Now to the Earth’s media capital, New York City, where the first place Mets have barely generated any attention. This is a team that was comparable to the Knicks a few years ago (many free agents, little production), but this year everything is working and they are sailing through the division. You’ve got young star David Wright, pitching powerhouse Pedro Martinez, and free agent signings Carlos Beltran and Carlos Delgado are coming through. And the team is looking to end one of the most incredible streaks in sports–the Braves’ 14 straight division title runs. Don’t tell ESPN about this though, they have no idea.
Now onto the human asterisk’s own division, the NL West. Every team’s a story in this division, where a .500 record puts you in last place. Last year’s division champions, the San Diego Padres, are tied for last, while the Diamondbacks are in first. Remember when they won the World Series, behind Johnson, Shilling, and Luis Gonzalez? There’s a slugger who never juiced up, that’s for sure…
But the most interesting story of this baseball season has been the emergence of another great slugger, the one who has the ability to hit 74 and make us all forget about that past era. He is Albert Pujols, and day-in-and-day-out he reminds us that you don’t have to cheat to be great. Every real baseball fan wants him to surpass 73, so the controversy over the asterisk is eliminated, so we all know who the home run champion truly is, so the real homerun record (Roger Maris’ 61) is finally surpassed. Only Pujols has the ability to do this out of every slugger in this era. Maybe this is his year that he will finally start a new era, forever ending the Steroid Era and all of the painful memories it comes with. No one wants this controversy, and as baseball fans we really don’t deserve it.
And so here we come back to Bonds, who has received more attention than anyone asked for and that anyone could possibly need.
Do we need another feature article proclaiming that he cheated and that he should retire? No, for this is just like a column that states terrorism is bad, or that links Osama bin Laden to 9/11. Everyone knows Bonds cheated, whether they want to believe so or not, and everyone wants him to secretly go away.
Do we need more columns pondering why Bonds leads the league in intentional walks and stating that teams should start pitching to him? No, because everyone knows he is not the player he once was. Everyone knows that he lacks the strength that led him to 73 and MVPs at ages where most players retire. It is too obvious, and it is sad in a way. We all know that Bonds could have had 500-600 career homeruns even without steroids. But we also know that he did use them, and it is this fact alone that renders everything we hear about Bonds pointless.
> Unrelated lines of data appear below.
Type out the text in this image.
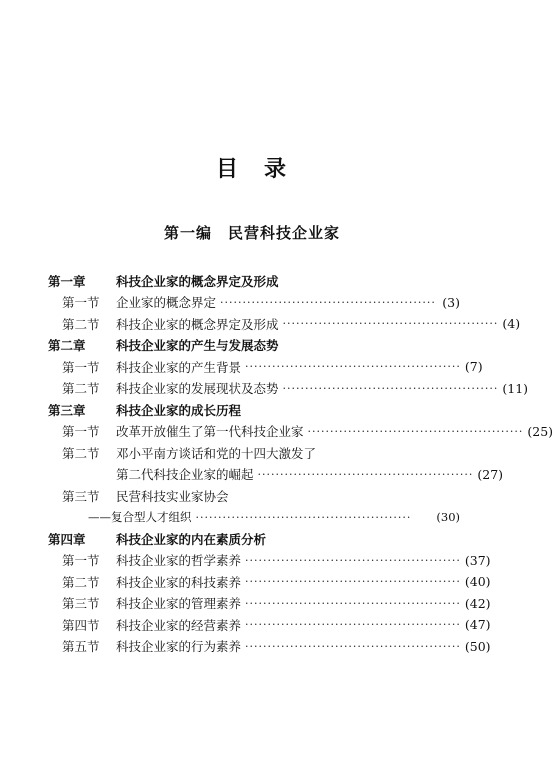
目　录
第一编　民营科技企业家
第一章	科技企业家的概念界定及形成
第一节	企业家的概念界定 ················································ (3)
第二节	科技企业家的概念界定及形成 ················································ (4)
第二章	科技企业家的产生与发展态势
第一节	科技企业家的产生背景 ················································ (7)
第二节	科技企业家的发展现状及态势 ················································ (11)
第三章	科技企业家的成长历程
第一节	改革开放催生了第一代科技企业家 ················································ (25)
第二节	邓小平南方谈话和党的十四大激发了
第二代科技企业家的崛起 ················································ (27)
第三节	民营科技实业家协会
——复合型人才组织 ················································	(30)
第四章	科技企业家的内在素质分析
第一节	科技企业家的哲学素养 ················································ (37)
第二节	科技企业家的科技素养 ················································ (40)
第三节	科技企业家的管理素养 ················································ (42)
第四节	科技企业家的经营素养 ················································ (47)
第五节	科技企业家的行为素养 ················································ (50)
We should just view him as a faded star in his twilight, and give him the attention that Emmitt Smith got with the Cardinals, or Jerry Rice with the Seahawks.
But wait, doesn’t he deserve some attention, for 715? But 715 is just a number, and it is meaningless when connected with Bonds. He did not deserve 715, he doesn’t deserve to be mentioned alongside players such as Ruth and Aaron. They are the real homerun kings of all time, and they will remain that way until somebody comes along and surpasses them. But now that Bonds does have 715, that is further reason to forget. Why should we care if he reaches 716 or 720? No one should care, because Babe Ruth will be the last player Bonds ever passes.
So why isn’t he viewed just as an old, faded star among a league with more exciting things happening? This remains a mystery to me and millions of others who don’t care for another Bonds montage or article. He will eventually go away, likely after this season, and then we will finally be able to watch baseball without worrying about cheating players. After all, aren’t there more exciting things going on?